The station was constructed by W Brealey of Exeter. It was of brick construction and contained a boiler room, engine room, offices, an annexe for economisers, and a 155 ft tall chimney at one end. The boiler room measured 102 ft by 55 ft and was lined with glazed bricks and had a terrazzo marble floor. British Westinghouse Electric Manufacturing Company were awarded the contract for machinery. They subcontracted boilers to Babcock & Wilcox of which three 13,000 lb/hr. These fed Belliss and Morcomtriple expansion engines with direct coupled dynamos with three sets rated at 400kw. each and a 100 kW compound set. Coal feed equipment and additional iron work was designed and built by Willey's, and cabling from the station throughout the city was provided by the Siemens Brothers of London.

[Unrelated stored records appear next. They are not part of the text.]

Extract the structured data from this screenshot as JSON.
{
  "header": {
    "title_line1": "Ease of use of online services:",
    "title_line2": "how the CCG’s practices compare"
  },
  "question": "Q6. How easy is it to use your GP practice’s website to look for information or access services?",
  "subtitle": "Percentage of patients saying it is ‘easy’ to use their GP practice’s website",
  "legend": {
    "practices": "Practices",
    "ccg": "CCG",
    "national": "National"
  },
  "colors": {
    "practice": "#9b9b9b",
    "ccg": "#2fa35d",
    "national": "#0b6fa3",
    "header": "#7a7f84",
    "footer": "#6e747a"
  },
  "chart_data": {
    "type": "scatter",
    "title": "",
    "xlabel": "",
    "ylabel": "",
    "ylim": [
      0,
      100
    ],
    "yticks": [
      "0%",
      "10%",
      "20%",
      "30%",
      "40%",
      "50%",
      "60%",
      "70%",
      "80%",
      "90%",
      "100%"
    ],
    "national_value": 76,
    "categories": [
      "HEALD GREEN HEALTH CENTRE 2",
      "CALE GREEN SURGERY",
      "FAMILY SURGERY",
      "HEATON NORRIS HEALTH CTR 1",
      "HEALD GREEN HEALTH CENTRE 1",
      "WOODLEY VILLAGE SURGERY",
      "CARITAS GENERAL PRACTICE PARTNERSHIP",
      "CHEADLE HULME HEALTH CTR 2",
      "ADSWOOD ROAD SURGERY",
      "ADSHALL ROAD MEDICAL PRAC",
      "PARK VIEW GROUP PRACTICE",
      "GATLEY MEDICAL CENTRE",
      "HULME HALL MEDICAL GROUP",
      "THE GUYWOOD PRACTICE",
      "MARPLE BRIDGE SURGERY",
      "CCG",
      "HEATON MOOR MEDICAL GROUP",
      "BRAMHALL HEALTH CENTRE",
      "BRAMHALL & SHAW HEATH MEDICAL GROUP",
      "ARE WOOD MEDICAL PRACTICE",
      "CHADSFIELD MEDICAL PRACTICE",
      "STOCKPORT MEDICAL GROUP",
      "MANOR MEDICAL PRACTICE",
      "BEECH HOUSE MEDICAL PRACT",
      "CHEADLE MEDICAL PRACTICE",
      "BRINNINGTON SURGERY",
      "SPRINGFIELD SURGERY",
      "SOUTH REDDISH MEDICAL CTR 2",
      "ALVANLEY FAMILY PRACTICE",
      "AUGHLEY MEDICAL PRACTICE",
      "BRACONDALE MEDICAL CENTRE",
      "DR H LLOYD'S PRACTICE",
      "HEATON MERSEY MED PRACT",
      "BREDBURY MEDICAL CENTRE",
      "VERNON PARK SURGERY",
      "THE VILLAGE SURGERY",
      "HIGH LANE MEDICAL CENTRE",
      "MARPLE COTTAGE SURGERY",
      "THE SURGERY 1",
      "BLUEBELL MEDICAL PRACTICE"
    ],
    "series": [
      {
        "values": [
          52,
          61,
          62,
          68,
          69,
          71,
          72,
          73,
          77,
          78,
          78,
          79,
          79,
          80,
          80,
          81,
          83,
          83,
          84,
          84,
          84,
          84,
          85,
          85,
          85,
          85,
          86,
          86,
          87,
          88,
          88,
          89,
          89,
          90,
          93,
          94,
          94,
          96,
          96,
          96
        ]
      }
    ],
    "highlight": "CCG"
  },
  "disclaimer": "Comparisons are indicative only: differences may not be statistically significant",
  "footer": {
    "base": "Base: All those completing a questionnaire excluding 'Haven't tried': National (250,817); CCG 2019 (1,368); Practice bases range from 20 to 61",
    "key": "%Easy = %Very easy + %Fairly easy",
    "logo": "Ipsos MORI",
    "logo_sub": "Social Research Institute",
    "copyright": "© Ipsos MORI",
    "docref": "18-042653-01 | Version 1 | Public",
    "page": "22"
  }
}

Initially the station used the old boilers and generating equipment of the New North Road power station, alongside four new sets of steam driven alternators. With the equipment removed, the electric company sold the New North Road station in 1906. The Haven Road power station was opened in 1905 by Mayor Cllr Perry.

==Operations==
Coal was delivered to the station by rail and ship. Once delivered to the station it was fed automatically onto a gravity bucket conveyor system which supplied 500 tonne capacity bunkers. These discharged onto mechanical stokers and into the boiler furnace. Ash was removed automatically.

==Expansion and later history==
The station was part of an expansion of the City of Exeter Electricity Company, with Heavitree being added to the Exeter grid in 1906. Further expansion occurred in 1923, with the addition of Topsham, Pinhoe, Alphington and Ide, and in 1932, with the addition of Kenn, Shillingford St. George and Dunchideock, all supplied by the Haven Road station. Between 1927 and 1930, the station's generating capacity was increased from 4,000 kilowatts (kW) to 15,350 kW to meet the extra demand. Between 1900 and 1930, the number of electricity customers in Exeter grew from 350 to 18,463. In 1936 this figure grew to 19,000 customers, supplied through 300 mi of cables to an area of 41 sqmi. They also supplied electricity to the Exe Valley and East Devon electricity companies.

The station was closed in 1955. After it closed the building was used for a time as a depot for the South Western Electricity Board, and after that as a maritime museum. It is now one of few surviving pre-nationalisation power stations. In 2011, the main turbine hall was converted to house an indoor climbing centre.